After much screwing around I hit the speaker A button and there was audio...fixed! Or so I thought. The channels that had no audio before now have audio, and even though my shaw dct6416 onscreen menu says DD 5.1, a check of my rear surround speakers reveals NO audio.
Is anyone else experiencing this problem? I suppose I should be grateful I'm getting ANY audio at all, after all, we are talking about shaw hd.
After much screwing around I hit the speaker A button and there was audio...fixed! Or so I thought. The channels that had no audio before now have audio, and even though my shaw dct6416 onscreen menu says DD 5.1, a check of my rear surround speakers reveals NO audio.
Is anyone else experiencing this problem? I suppose I should be grateful I'm getting ANY audio at all, after all, we are talking about shaw hd.
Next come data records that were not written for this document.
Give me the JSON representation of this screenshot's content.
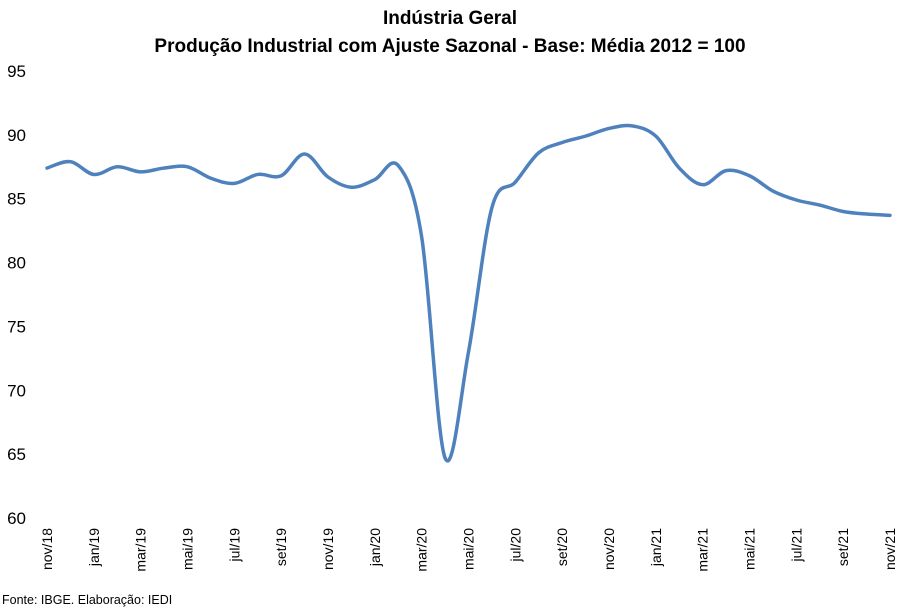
{
  "chart_data": {
    "type": "line",
    "title": "Indústria Geral",
    "subtitle": "Produção Industrial com Ajuste Sazonal - Base: Média 2012 = 100",
    "xlabel": "",
    "ylabel": "",
    "ylim": [
      60,
      95
    ],
    "yticks": [
      60,
      65,
      70,
      75,
      80,
      85,
      90,
      95
    ],
    "grid": false,
    "legend": "none",
    "line_color": "#4f81bd",
    "x": [
      "nov/18",
      "dez/18",
      "jan/19",
      "fev/19",
      "mar/19",
      "abr/19",
      "mai/19",
      "jun/19",
      "jul/19",
      "ago/19",
      "set/19",
      "out/19",
      "nov/19",
      "dez/19",
      "jan/20",
      "fev/20",
      "mar/20",
      "abr/20",
      "mai/20",
      "jun/20",
      "jul/20",
      "ago/20",
      "set/20",
      "out/20",
      "nov/20",
      "dez/20",
      "jan/21",
      "fev/21",
      "mar/21",
      "abr/21",
      "mai/21",
      "jun/21",
      "jul/21",
      "ago/21",
      "set/21",
      "out/21",
      "nov/21"
    ],
    "x_tick_labels": [
      "nov/18",
      "jan/19",
      "mar/19",
      "mai/19",
      "jul/19",
      "set/19",
      "nov/19",
      "jan/20",
      "mar/20",
      "mai/20",
      "jul/20",
      "set/20",
      "nov/20",
      "jan/21",
      "mar/21",
      "mai/21",
      "jul/21",
      "set/21",
      "nov/21"
    ],
    "series": [
      {
        "name": "",
        "values": [
          87.4,
          87.9,
          86.9,
          87.5,
          87.1,
          87.4,
          87.5,
          86.6,
          86.2,
          86.9,
          86.8,
          88.5,
          86.7,
          85.9,
          86.5,
          87.6,
          82.0,
          64.7,
          73.0,
          84.3,
          86.3,
          88.6,
          89.4,
          89.9,
          90.5,
          90.7,
          89.9,
          87.4,
          86.1,
          87.2,
          86.8,
          85.6,
          84.9,
          84.5,
          84.0,
          83.8,
          83.7
        ]
      }
    ]
  },
  "source": "Fonte: IBGE. Elaboração: IEDI"
}
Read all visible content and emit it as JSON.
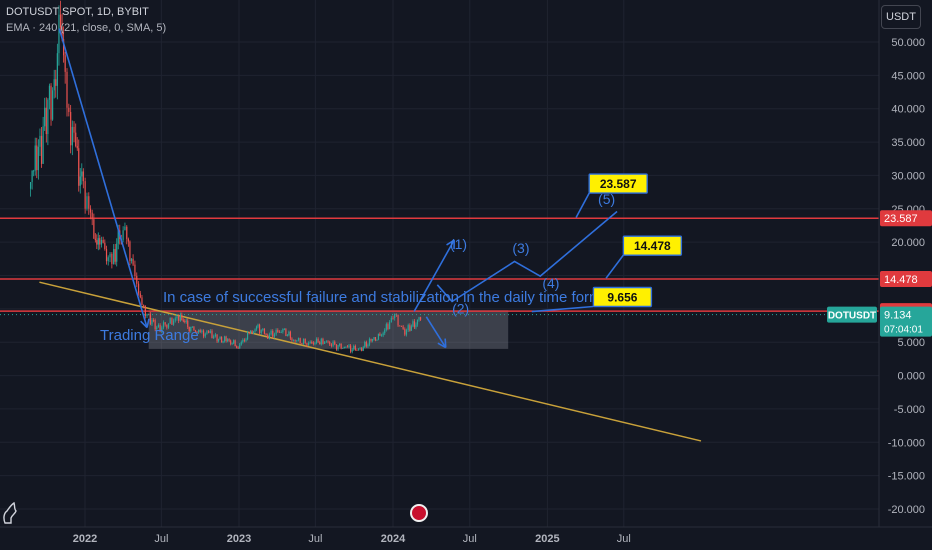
{
  "header": {
    "symbol_line": "DOTUSDT SPOT, 1D, BYBIT",
    "indicator_line": "EMA · 240 (21, close, 0, SMA, 5)"
  },
  "currency_button": "USDT",
  "chart_data": {
    "type": "line",
    "symbol": "DOTUSDT",
    "y_axis": {
      "ticks": [
        "-20.000",
        "-15.000",
        "-10.000",
        "-5.000",
        "0.000",
        "5.000",
        "10.000",
        "15.000",
        "20.000",
        "25.000",
        "30.000",
        "35.000",
        "40.000",
        "45.000",
        "50.000"
      ],
      "range": [
        -22,
        54
      ]
    },
    "x_axis": {
      "ticks": [
        "2022",
        "Jul",
        "2023",
        "Jul",
        "2024",
        "Jul",
        "2025",
        "Jul"
      ]
    },
    "price_series": {
      "name": "",
      "points": [
        [
          "2021-08-25",
          28
        ],
        [
          "2021-09-05",
          33
        ],
        [
          "2021-09-20",
          35
        ],
        [
          "2021-10-05",
          40
        ],
        [
          "2021-10-20",
          44
        ],
        [
          "2021-11-04",
          52
        ],
        [
          "2021-11-15",
          44
        ],
        [
          "2021-11-28",
          38
        ],
        [
          "2021-12-10",
          33
        ],
        [
          "2021-12-28",
          28
        ],
        [
          "2022-01-10",
          26
        ],
        [
          "2022-01-22",
          20
        ],
        [
          "2022-02-05",
          21
        ],
        [
          "2022-02-25",
          17
        ],
        [
          "2022-03-10",
          18
        ],
        [
          "2022-03-28",
          22
        ],
        [
          "2022-04-10",
          20
        ],
        [
          "2022-04-25",
          17
        ],
        [
          "2022-05-08",
          12
        ],
        [
          "2022-05-20",
          10
        ],
        [
          "2022-06-05",
          8.5
        ],
        [
          "2022-06-20",
          7
        ],
        [
          "2022-07-10",
          7.5
        ],
        [
          "2022-07-30",
          8.3
        ],
        [
          "2022-08-15",
          8.8
        ],
        [
          "2022-09-05",
          7.3
        ],
        [
          "2022-10-01",
          6.3
        ],
        [
          "2022-10-25",
          6.4
        ],
        [
          "2022-11-10",
          5.4
        ],
        [
          "2022-12-05",
          5.3
        ],
        [
          "2022-12-30",
          4.4
        ],
        [
          "2023-01-25",
          6.2
        ],
        [
          "2023-02-15",
          7.2
        ],
        [
          "2023-03-10",
          6.0
        ],
        [
          "2023-04-15",
          6.8
        ],
        [
          "2023-05-10",
          5.4
        ],
        [
          "2023-06-15",
          4.8
        ],
        [
          "2023-07-15",
          5.2
        ],
        [
          "2023-08-20",
          4.5
        ],
        [
          "2023-09-15",
          4.1
        ],
        [
          "2023-10-15",
          3.9
        ],
        [
          "2023-11-10",
          5.3
        ],
        [
          "2023-12-01",
          5.8
        ],
        [
          "2023-12-20",
          7.6
        ],
        [
          "2024-01-05",
          9.0
        ],
        [
          "2024-01-25",
          6.6
        ],
        [
          "2024-02-10",
          7.1
        ],
        [
          "2024-02-28",
          8.2
        ],
        [
          "2024-03-10",
          9.134
        ]
      ]
    },
    "horizontal_levels": [
      {
        "value": 23.587,
        "label": "23.587",
        "callout": "23.587"
      },
      {
        "value": 14.478,
        "label": "14.478",
        "callout": "14.478"
      },
      {
        "value": 9.656,
        "label": "9.656",
        "callout": "9.656"
      }
    ],
    "current_price": {
      "value": 9.134,
      "label": "9.134",
      "symbol": "DOTUSDT",
      "countdown": "07:04:01"
    },
    "trend_line": {
      "from": [
        "2021-09-15",
        14
      ],
      "to": [
        "2025-12-31",
        -9.8
      ]
    },
    "trading_range": {
      "from": "2022-06-01",
      "to": "2024-09-30",
      "low": 4.0,
      "high": 9.8
    },
    "wave_labels": [
      "(1)",
      "(2)",
      "(3)",
      "(4)",
      "(5)"
    ],
    "annotations": {
      "trading_range_label": "Trading Range",
      "scenario_text": "In case of successful failure and stabilization in the daily time form"
    }
  }
}
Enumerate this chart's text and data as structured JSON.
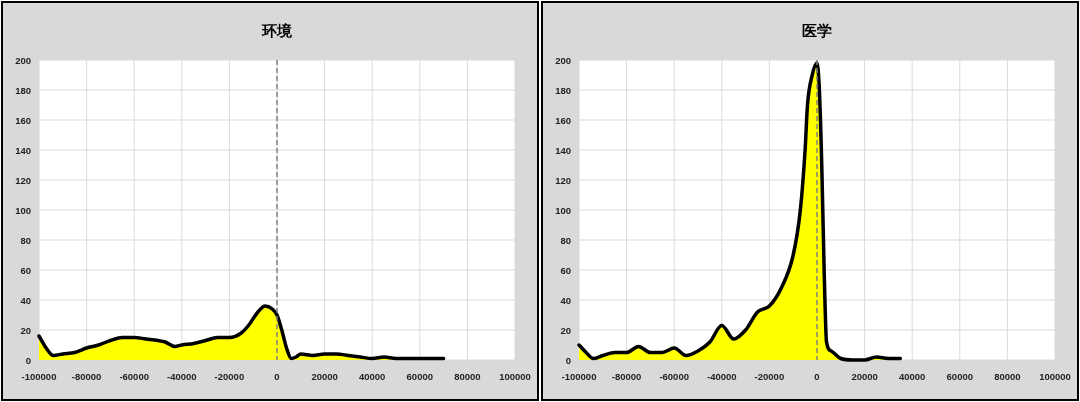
{
  "chart_data": [
    {
      "type": "area",
      "title": "环境",
      "x": [
        -100000,
        -97000,
        -94000,
        -90000,
        -85000,
        -80000,
        -75000,
        -70000,
        -65000,
        -60000,
        -55000,
        -50000,
        -47000,
        -43000,
        -40000,
        -35000,
        -30000,
        -25000,
        -20000,
        -15000,
        -12000,
        -8000,
        -5000,
        -2000,
        0,
        2000,
        4000,
        6000,
        8000,
        10000,
        15000,
        20000,
        25000,
        30000,
        35000,
        40000,
        45000,
        50000,
        60000,
        70000
      ],
      "series": [
        {
          "color": "#ffff00",
          "values": [
            16,
            8,
            3,
            4,
            5,
            8,
            10,
            13,
            15,
            15,
            14,
            13,
            12,
            9,
            10,
            11,
            13,
            15,
            15,
            18,
            23,
            32,
            36,
            34,
            30,
            20,
            8,
            1,
            2,
            4,
            3,
            4,
            4,
            3,
            2,
            1,
            2,
            1,
            1,
            1
          ]
        }
      ],
      "xlim": [
        -100000,
        100000
      ],
      "xticks": [
        -100000,
        -80000,
        -60000,
        -40000,
        -20000,
        0,
        20000,
        40000,
        60000,
        80000,
        100000
      ],
      "ylim": [
        0,
        200
      ],
      "yticks": [
        0,
        20,
        40,
        60,
        80,
        100,
        120,
        140,
        160,
        180,
        200
      ],
      "grid": true,
      "ref_lines": [
        {
          "axis": "x",
          "value": 0,
          "color": "#808080",
          "line_style": "dashed"
        }
      ]
    },
    {
      "type": "area",
      "title": "医学",
      "x": [
        -100000,
        -97000,
        -94000,
        -90000,
        -85000,
        -80000,
        -75000,
        -70000,
        -65000,
        -60000,
        -55000,
        -50000,
        -45000,
        -40000,
        -35000,
        -30000,
        -25000,
        -20000,
        -15000,
        -10000,
        -7000,
        -5000,
        -4000,
        -2000,
        0,
        1000,
        2000,
        3000,
        4000,
        6000,
        10000,
        15000,
        20000,
        25000,
        30000,
        35000
      ],
      "series": [
        {
          "color": "#ffff00",
          "values": [
            10,
            5,
            1,
            3,
            5,
            5,
            9,
            5,
            5,
            8,
            3,
            6,
            12,
            23,
            14,
            20,
            32,
            36,
            48,
            70,
            100,
            140,
            170,
            190,
            198,
            180,
            130,
            60,
            12,
            6,
            1,
            0,
            0,
            2,
            1,
            1
          ]
        }
      ],
      "xlim": [
        -100000,
        100000
      ],
      "xticks": [
        -100000,
        -80000,
        -60000,
        -40000,
        -20000,
        0,
        20000,
        40000,
        60000,
        80000,
        100000
      ],
      "ylim": [
        0,
        200
      ],
      "yticks": [
        0,
        20,
        40,
        60,
        80,
        100,
        120,
        140,
        160,
        180,
        200
      ],
      "grid": true,
      "ref_lines": [
        {
          "axis": "x",
          "value": 0,
          "color": "#808080",
          "line_style": "dashed"
        }
      ]
    }
  ]
}
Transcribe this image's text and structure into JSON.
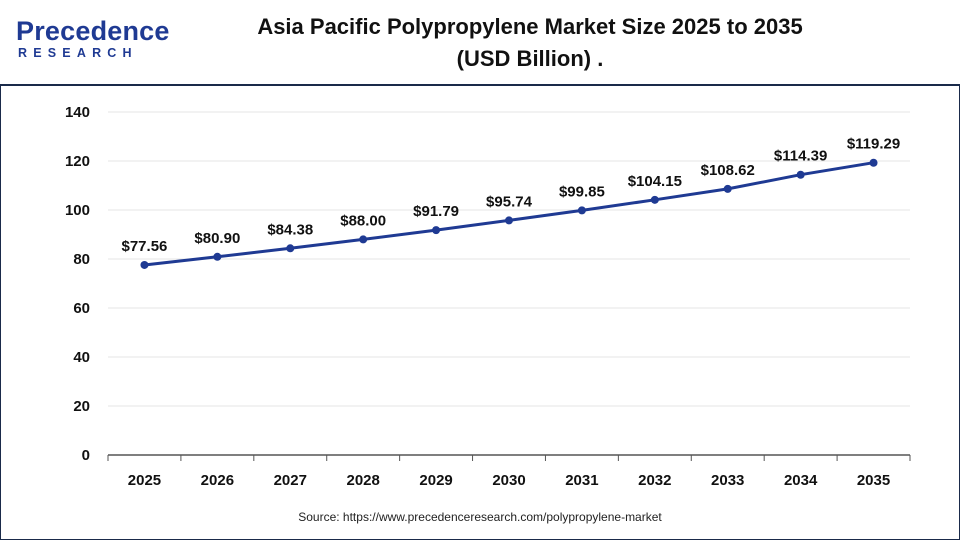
{
  "logo": {
    "word": "Precedence",
    "sub": "RESEARCH"
  },
  "title_line1": "Asia Pacific Polypropylene Market Size 2025 to 2035",
  "title_line2": "(USD Billion) .",
  "source": "Source: https://www.precedenceresearch.com/polypropylene-market",
  "colors": {
    "line": "#1f3a93",
    "brand": "#1f3a93",
    "grid": "#e6e6e6"
  },
  "chart_data": {
    "type": "line",
    "title": "Asia Pacific Polypropylene Market Size 2025 to 2035 (USD Billion) .",
    "xlabel": "",
    "ylabel": "",
    "categories": [
      "2025",
      "2026",
      "2027",
      "2028",
      "2029",
      "2030",
      "2031",
      "2032",
      "2033",
      "2034",
      "2035"
    ],
    "series": [
      {
        "values": [
          77.56,
          80.9,
          84.38,
          88.0,
          91.79,
          95.74,
          99.85,
          104.15,
          108.62,
          114.39,
          119.29
        ]
      }
    ],
    "data_labels": [
      "$77.56",
      "$80.90",
      "$84.38",
      "$88.00",
      "$91.79",
      "$95.74",
      "$99.85",
      "$104.15",
      "$108.62",
      "$114.39",
      "$119.29"
    ],
    "yticks": [
      0,
      20,
      40,
      60,
      80,
      100,
      120,
      140
    ],
    "ylim": [
      0,
      140
    ],
    "grid": true,
    "legend": "none"
  }
}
Make sure that you have invoked the correct DSP in your AVR to get audio to the rears. This is usually Dolby Pro Logic II for example, for the channels that are DD2.0 and the AVR often (but not always) picks the correct DSP for an incoming DD5.1 signal, which is only available on certain channels. Sometimes the AVR may simply be set to "stereo" or something else instead of the correct DSP. Read up on the various DSPs in the AVR operating manual and on the Dolby Website.
http://www.digitalhome.ca/forum/showthread.php?t=17870 DD5.1
http://www.digitalhome.ca/forum/showthread.php?t=57741 Useful post for newbies.
adiabatic
2008-04-27, 07:52 PM
Often, even though a feed is using DD5.1 they aren't using all the channels. As result, your rear speakers may be silent until you enable one of your virutal soundfield modes.
As an example... when I copied a F1 race off my DVR I noticed the stream was labelled as DD5.1. It's clearly a 2.0 broadcast though... Speed just didn't use the other 4 channels.
You guys are great! Thanks for the info.
My AVR was indicating a DD 5.1 incoming signal with these HD channels (6 little speaker icons etc...), and I had the DSP set to "Straight Decode" in order to get the raw DD 5.1 audio output sans the extra simulated audio effects. I re-checked and the AVR was definitely not set to down-mix for stereo output.
If the incoming signal were DD 2.0 my AVR would (should) automatically display only 2 speaker icons along with the "DTS Neo:6 Cinema" logo (that's how I have it set to handle incoming DD 2.0). I've never had misidentification issues with signals before so I tend to think the signal indicator on the AVR is correct.
So, as you suggested, it must either be that Shaw had incorrectly tagged the broadcasts as DD 5.1 when they were in fact DD 2.0, or the broadcasts were simply DD 5.1 mixes that didn't utilise the rear channels (to save time/money or whatever?).
Thanks again for your suggestions...great forum.